Culiacán, Sinaloa.- Padres de familia de niñas y niños con autismo en Sinaloa, han señalado que en la entidad aún persisten algunas barreras y retos para que sus hijas e hijos puedan acceder a una educación inclusiva.
Perla Sánchez, fundadora Hablemos de Autismo Sinaloa, una comunidad que reúne a padres de familia, especialistas y personas interesadas en la inclusión de quienes viven con Trastorno del Espectro Autista (TEA), expresó que miles de familias enfrentan diariamente barreras como la falta de información, capacitación docente y la necesidad de mayores apoyos especializados en el sector educativo.

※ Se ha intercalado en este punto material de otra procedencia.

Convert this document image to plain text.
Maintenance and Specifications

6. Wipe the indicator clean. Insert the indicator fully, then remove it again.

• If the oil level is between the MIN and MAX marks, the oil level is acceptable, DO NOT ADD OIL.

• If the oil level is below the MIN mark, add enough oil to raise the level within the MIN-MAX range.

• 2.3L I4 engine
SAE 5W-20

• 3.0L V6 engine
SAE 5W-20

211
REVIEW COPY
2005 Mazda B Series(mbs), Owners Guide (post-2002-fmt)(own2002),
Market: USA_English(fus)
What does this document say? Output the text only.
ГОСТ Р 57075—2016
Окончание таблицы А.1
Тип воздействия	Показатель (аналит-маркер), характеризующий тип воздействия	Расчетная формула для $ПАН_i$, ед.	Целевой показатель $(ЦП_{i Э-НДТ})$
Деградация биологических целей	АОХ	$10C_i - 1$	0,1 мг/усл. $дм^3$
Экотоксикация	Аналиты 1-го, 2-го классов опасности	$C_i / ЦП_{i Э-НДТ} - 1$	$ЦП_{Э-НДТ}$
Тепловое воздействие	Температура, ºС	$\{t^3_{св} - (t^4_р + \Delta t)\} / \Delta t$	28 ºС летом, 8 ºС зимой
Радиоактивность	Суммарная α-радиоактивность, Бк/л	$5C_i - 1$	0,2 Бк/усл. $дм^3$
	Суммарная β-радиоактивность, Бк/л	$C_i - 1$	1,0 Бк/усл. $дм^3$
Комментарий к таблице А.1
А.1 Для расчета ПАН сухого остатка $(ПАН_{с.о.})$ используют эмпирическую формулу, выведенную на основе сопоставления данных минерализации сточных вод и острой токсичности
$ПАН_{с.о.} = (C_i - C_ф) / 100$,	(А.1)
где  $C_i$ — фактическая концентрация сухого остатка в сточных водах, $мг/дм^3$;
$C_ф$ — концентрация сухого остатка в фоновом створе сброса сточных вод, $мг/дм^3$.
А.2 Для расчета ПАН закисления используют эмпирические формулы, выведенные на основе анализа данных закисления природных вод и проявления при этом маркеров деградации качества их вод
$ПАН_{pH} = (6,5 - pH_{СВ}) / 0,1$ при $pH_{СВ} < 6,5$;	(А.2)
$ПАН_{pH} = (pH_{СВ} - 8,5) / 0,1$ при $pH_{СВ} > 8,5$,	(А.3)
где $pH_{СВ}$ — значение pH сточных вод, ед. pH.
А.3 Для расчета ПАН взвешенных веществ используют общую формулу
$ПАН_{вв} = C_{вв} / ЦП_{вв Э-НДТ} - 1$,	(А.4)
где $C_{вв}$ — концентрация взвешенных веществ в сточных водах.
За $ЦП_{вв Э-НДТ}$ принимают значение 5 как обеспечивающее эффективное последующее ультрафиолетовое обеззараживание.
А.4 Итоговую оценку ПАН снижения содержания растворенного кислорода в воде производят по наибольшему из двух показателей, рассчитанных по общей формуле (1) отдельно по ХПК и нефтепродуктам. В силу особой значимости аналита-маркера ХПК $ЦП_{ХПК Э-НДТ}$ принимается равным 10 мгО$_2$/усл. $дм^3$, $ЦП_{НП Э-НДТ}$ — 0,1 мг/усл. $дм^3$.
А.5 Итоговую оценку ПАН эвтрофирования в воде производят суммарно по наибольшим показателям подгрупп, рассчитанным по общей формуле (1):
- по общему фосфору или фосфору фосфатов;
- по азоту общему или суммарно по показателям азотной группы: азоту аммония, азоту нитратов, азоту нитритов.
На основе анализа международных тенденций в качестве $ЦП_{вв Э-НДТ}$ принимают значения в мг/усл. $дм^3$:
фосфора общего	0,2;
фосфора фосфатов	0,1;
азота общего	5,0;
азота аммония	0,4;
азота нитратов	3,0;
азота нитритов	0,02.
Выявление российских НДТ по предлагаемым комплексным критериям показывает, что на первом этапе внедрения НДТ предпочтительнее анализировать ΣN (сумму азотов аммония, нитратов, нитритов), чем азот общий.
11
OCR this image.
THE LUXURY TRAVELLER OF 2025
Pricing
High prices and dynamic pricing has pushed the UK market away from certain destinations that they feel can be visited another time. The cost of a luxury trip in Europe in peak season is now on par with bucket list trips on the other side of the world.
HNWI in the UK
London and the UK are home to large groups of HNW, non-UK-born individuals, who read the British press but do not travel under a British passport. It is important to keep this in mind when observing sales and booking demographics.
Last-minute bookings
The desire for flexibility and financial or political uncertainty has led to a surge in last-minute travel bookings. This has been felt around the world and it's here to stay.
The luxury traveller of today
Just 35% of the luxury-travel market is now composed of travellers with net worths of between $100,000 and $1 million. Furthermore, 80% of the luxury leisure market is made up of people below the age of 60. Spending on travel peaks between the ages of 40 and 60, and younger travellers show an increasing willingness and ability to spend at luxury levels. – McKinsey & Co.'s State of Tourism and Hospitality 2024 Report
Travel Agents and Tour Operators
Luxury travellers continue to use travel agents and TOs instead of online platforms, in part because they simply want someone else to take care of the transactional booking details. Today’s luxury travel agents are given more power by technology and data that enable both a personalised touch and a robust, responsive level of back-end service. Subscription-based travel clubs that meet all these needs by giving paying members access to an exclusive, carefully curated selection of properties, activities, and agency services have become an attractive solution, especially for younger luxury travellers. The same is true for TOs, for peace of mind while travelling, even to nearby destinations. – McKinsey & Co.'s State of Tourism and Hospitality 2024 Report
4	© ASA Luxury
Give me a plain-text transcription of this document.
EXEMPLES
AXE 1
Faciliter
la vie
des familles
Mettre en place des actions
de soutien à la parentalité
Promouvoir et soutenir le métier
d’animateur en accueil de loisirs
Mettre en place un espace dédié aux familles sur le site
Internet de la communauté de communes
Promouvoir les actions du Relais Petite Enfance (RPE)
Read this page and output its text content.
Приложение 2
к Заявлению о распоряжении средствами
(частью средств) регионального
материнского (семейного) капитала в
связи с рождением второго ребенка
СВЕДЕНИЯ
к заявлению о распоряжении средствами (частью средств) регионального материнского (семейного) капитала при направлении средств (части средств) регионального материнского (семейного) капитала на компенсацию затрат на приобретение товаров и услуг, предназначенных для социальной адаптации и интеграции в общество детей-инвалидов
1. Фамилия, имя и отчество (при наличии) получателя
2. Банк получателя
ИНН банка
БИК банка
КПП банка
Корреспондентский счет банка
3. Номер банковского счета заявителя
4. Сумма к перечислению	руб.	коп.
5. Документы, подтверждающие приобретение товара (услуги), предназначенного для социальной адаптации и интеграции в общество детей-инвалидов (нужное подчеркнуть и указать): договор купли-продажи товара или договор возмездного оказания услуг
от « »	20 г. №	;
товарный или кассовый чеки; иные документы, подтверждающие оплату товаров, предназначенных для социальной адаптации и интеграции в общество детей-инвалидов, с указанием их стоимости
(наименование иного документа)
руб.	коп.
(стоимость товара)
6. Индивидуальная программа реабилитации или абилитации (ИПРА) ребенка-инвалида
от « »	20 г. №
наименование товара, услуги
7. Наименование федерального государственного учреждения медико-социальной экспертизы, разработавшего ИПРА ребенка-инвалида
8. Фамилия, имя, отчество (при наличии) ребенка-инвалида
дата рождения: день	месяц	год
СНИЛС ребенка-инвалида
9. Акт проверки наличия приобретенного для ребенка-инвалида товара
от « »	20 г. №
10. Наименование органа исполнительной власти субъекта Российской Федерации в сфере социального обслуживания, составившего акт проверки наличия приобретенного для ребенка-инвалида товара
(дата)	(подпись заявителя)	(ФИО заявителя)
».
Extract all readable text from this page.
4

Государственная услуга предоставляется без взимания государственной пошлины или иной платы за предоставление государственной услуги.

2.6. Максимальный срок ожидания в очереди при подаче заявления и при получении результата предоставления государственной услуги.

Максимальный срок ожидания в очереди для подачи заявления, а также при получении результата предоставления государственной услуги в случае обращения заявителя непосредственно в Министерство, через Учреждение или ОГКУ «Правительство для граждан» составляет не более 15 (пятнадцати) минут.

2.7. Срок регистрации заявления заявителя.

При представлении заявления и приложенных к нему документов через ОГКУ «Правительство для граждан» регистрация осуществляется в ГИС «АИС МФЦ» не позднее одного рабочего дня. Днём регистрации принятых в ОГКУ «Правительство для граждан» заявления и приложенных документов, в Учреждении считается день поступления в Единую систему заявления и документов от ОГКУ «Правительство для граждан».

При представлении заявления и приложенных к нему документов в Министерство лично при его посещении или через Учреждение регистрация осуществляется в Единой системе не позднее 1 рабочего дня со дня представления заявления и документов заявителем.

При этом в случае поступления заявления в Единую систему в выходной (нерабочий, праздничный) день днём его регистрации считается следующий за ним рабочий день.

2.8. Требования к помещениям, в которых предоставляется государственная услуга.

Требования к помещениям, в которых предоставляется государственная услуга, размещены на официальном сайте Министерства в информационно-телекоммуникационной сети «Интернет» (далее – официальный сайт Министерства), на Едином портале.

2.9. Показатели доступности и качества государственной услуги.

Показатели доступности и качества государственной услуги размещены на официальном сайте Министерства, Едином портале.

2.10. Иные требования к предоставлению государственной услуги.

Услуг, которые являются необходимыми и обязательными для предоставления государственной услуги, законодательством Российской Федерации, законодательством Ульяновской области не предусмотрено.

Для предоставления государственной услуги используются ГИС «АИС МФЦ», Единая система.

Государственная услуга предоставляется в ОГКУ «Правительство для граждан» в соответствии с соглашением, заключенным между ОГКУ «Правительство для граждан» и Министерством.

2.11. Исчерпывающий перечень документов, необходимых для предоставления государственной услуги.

“Yo sí creo que en las escuelas públicas y en los colegios se debe de reforzar mucho el tema de la capacitación, que no existan esos tabúes, porque siento que todavía hay ciertos tabúes de que: ‘Ay, es un niño inquieto’, pero hasta ahí lo dejamos”, dijo.
Explicó que esta desinformación entre padres de familia y la falta de capacitación de las y los docentes provocan que muchas conductas relacionadas con el Trastorno del Espectro Autista sean atribuidas a problemas de comportamiento, lo que no solo retrasa la canalización de estudiantes hacia áreas especializadas como la Unidad de Servicios de Apoyo a la Educación Regular (USAER), sino que también puede provocar situaciones de discriminación y exclusión.
“Si no se atiende y no se brindan herramientas al alumno que tiene una condición, el más afectado va a ser el alumno, porque no va a saber cómo sobrellevar una situación como esa. ¿Y qué va a pasar? Que los niños, los compañeros, no van a querer llevarse con él porque pelea o muerde, y mejor le sacan la vuelta. Lo leo a diario en grupos de papás que tienen hijos con una condición”, dijo.
Explicó que si bien el sector educativo cuenta con el USAER para atender y canalizar a estudiantes que requieren apoyo especializado, consideró que el personal resulta insuficiente para atender a toda la demanda.
“Sí hace falta más personal enfocado en educación especial, siento que el tema de educación especial es algo que se tiene que reforzar en las escuelas”, dijo.
Lo anterior, conlleva a la necesidad de contar con maestras sombras, quienes acompañan de forma individual a estudiantes con necesidades especiales dentro del aula regular. Lo cual implica un costo económico pues se contratan de manera irregular, explicó.
Mencionó que la contratación de este servicio puede costar entre seis mil y 12 mil pesos mensuales. Además, aseguró que en algunos casos las escuelas solicitan la presencia de una maestra sombra como condición para admitir a estudiantes con algún diagnóstico, incluso cuando el nivel de apoyo requerido no lo justifica.
“En la mayoría de las escuelas, vas y dices que tu hijo tiene autismo o tiene TDAH, y rápidamente te piden una maestra sombra. Aunque tu hijo sea un niño que no necesite tanto grado de apoyo, te piden una maestra sombra. Eso me ha tocado escucharlo de varias mamás que dicen: ‘Mi hijo habla, va al baño, no necesita tanto apoyo, pero me están pidiendo una maestra sombra’. Y una maestra sombra, obviamente, no nos regala el servicio”, contó.
Ante ello, en el Congreso del Estado de Sinaloa las ciudadanas Miklena Bodart Payán y Ana Lizbeth Gámez Fierros impulsaron dos iniciativas las cuales buscan otorgar permisos laborales a personas cuidadoras de personas con discapacidad o neurodivergencias, así como incorporar figuras de acompañamiento escolar mediante servicio social y prácticas profesionales.
En este sentido, Perla Sánchez hizo un llamado a las y los legisladores a dar celeridad a las iniciativas presentadas, pues dijo que serían de gran apoyo para las familias de Sinaloa.
Desde su perspectiva y tras lo que ha vivido su hija Violeta que a sus casi 3 años de edad fue diagnosticada con autismo nivel 3, Sánchez señaló que el acceso a una educación inclusiva tiene un gran impacto positivo en el desarrollo de las infancias con autismo, ya que les permite fortalecer su autonomía y habilidades sociales.
“Mi hija va con gusto, a ella le gusta ir a la escuela, a ella todo el mundo la conoce. Ella es muy feliz en la escuela y yo atribuyo a eso, que siempre ha existido esa comunicación y empatía de parte de los papás y maestros hacia mi hija, dijo.
Sin embargo, aunque su experiencia ha sido positiva, reconoció que no todas las familias encuentran las mismas condiciones ya que según los testimonios de padres de familia, hay colegios que argumentan falta de cupo una vez que los padres informan que sus hijas o hijos tienen un diagnóstico de autismo.